Épisode 8 : celle qui ne dort pas…

Au pied du lit, la couverture git à même le sol. À ses côtés, un vieux coussin en plumes d’oie subit un sort identique. À un pas de la couche, la fenêtre est entrouverte, laissant filtrer un filet d’air frais. Apolline se redresse, le cœur battant en chamade. Ses yeux mi-clos cherchent son réveil. Elle tâtonne sur le tabouret qui lui sert de table de nuit, et se saisit de l’appareil à tic-tac. À la lumière de la pleine lune au-dehors, elle découvre l’heure. Il est trois heures douze du matin, et elle n’a toujours pas réussi à s’endormir…

La petite aiguille pointe sur le sept quand elle se décide enfin à se lever. Nauséeuse, à cause du manque de sommeil, les préparatifs de son départ sont mus par les mécanismes de l’habitude. Une douche rapide, un petit déjeuner minimaliste, elle fourgue le nécessaire de sa journée dans son sac à dos, enfile une vieille veste en jean puis sort de chez elle.
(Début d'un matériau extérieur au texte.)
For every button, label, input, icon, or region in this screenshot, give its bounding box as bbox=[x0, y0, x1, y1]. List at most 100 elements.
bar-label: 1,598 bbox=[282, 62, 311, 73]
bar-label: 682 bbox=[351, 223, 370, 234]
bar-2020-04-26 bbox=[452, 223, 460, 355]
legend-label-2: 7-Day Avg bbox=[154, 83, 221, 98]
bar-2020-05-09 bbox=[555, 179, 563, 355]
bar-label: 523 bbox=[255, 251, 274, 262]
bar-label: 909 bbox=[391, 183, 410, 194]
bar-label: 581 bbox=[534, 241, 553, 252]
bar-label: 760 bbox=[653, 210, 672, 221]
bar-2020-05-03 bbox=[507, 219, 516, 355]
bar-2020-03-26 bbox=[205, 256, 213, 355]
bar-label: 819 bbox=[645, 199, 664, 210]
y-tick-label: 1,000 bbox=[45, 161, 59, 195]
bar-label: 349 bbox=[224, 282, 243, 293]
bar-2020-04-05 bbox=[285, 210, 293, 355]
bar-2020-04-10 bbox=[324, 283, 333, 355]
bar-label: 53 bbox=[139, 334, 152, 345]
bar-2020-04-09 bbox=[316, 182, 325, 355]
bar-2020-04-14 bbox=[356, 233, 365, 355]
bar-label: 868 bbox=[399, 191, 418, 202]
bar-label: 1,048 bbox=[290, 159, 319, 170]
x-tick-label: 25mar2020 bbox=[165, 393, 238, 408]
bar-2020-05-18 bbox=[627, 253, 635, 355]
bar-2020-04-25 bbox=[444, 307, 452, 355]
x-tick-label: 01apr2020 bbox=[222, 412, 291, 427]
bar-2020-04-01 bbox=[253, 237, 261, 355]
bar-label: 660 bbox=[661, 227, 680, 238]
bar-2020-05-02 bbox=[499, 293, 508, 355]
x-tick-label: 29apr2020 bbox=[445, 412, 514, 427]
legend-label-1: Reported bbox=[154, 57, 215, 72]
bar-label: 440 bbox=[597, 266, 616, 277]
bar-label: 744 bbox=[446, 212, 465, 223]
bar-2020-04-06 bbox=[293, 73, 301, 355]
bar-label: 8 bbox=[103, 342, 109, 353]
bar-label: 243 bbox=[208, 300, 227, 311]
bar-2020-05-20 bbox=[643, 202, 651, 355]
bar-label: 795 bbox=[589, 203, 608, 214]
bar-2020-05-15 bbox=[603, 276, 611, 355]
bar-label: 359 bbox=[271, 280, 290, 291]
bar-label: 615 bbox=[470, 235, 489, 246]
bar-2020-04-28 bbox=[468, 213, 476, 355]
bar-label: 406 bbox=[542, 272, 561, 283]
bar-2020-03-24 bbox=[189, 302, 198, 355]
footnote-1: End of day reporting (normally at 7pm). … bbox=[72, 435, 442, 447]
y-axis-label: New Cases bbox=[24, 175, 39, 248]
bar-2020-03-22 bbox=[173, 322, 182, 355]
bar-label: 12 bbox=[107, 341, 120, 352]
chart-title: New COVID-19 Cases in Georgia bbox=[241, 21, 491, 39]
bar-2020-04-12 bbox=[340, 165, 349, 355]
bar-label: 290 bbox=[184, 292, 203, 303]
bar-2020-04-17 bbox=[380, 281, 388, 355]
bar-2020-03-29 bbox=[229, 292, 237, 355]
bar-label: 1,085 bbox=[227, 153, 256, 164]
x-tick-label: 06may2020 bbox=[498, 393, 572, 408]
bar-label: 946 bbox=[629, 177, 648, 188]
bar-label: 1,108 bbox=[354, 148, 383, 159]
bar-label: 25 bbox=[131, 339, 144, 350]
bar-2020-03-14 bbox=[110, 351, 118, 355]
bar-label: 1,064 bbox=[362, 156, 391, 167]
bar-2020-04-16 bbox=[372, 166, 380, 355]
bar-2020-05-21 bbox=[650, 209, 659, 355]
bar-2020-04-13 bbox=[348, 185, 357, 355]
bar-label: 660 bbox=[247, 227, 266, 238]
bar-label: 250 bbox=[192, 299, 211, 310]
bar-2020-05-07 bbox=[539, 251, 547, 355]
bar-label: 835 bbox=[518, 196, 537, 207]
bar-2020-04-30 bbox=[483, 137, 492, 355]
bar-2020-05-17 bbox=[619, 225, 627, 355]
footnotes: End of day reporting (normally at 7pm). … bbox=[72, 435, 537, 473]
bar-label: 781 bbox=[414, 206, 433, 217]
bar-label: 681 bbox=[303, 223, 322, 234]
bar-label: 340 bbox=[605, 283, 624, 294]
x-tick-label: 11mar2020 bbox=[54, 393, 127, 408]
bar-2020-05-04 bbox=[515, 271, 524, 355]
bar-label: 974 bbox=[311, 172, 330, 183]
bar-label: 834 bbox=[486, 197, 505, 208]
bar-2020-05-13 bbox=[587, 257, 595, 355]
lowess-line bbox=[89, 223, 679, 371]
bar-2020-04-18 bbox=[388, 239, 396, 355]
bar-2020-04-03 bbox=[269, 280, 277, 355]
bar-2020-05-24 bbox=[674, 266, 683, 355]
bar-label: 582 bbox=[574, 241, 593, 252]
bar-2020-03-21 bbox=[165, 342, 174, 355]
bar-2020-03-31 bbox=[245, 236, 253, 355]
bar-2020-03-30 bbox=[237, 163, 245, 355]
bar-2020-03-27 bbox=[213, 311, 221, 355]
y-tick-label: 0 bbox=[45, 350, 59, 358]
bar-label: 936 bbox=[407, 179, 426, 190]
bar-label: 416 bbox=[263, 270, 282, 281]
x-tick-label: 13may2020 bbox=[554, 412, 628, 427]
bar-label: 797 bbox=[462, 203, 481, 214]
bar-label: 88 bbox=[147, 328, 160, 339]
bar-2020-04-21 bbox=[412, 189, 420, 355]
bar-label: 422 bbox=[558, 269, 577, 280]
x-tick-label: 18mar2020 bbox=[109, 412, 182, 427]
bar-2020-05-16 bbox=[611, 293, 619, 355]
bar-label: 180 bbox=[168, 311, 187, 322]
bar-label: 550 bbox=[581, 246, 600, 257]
L’air du matin ne suffit pas à la réveiller, et une casquette plombée impeccablement vissée sur le crâne, elle se rend à son travail.
Cet état dure depuis maintenant une semaine. Depuis le jour où elle est allée au conseil de doléances porter la vindicte jusque sous la moustache de Jacquouille et de sa garde rapprochée, une bouffée de stress l’a envahi. Son subconscient tournant dès lors à plein régime, trouver le sommeil devient un long combat qu’elle perd un peu plus toutes les nuits.
Les questions affluent dans son cerveau à toute vitesse. Et si l’activité diurne lui permet de les enfouir profondément dans un coin de son esprit, le soir, une fois que tout le corps fait relâche, ça fuse dans tous les sens, et tout son système nerveux part en rémoulade, l’empêchant de s’endormir.
A-t-elle bien fait de s’insurger de la sorte ?
Ne valait-il pas mieux qu’elle laisse pisser le cours des choses, et reste sagement dans sa petite vie tranquille ?
Si Anthime a rendu son tablier, qui va le remplacer ?
Et qui remplacera le remplaçant du remplaçant ?
Doit-on attendre que la situation pourrisse, ou doit-elle prendre le taureau par les cornes ?
Tant de questions qui ne déboucheront probablement jamais sur quelconques réponses, et qui l’empêchent de trouver le sommeil.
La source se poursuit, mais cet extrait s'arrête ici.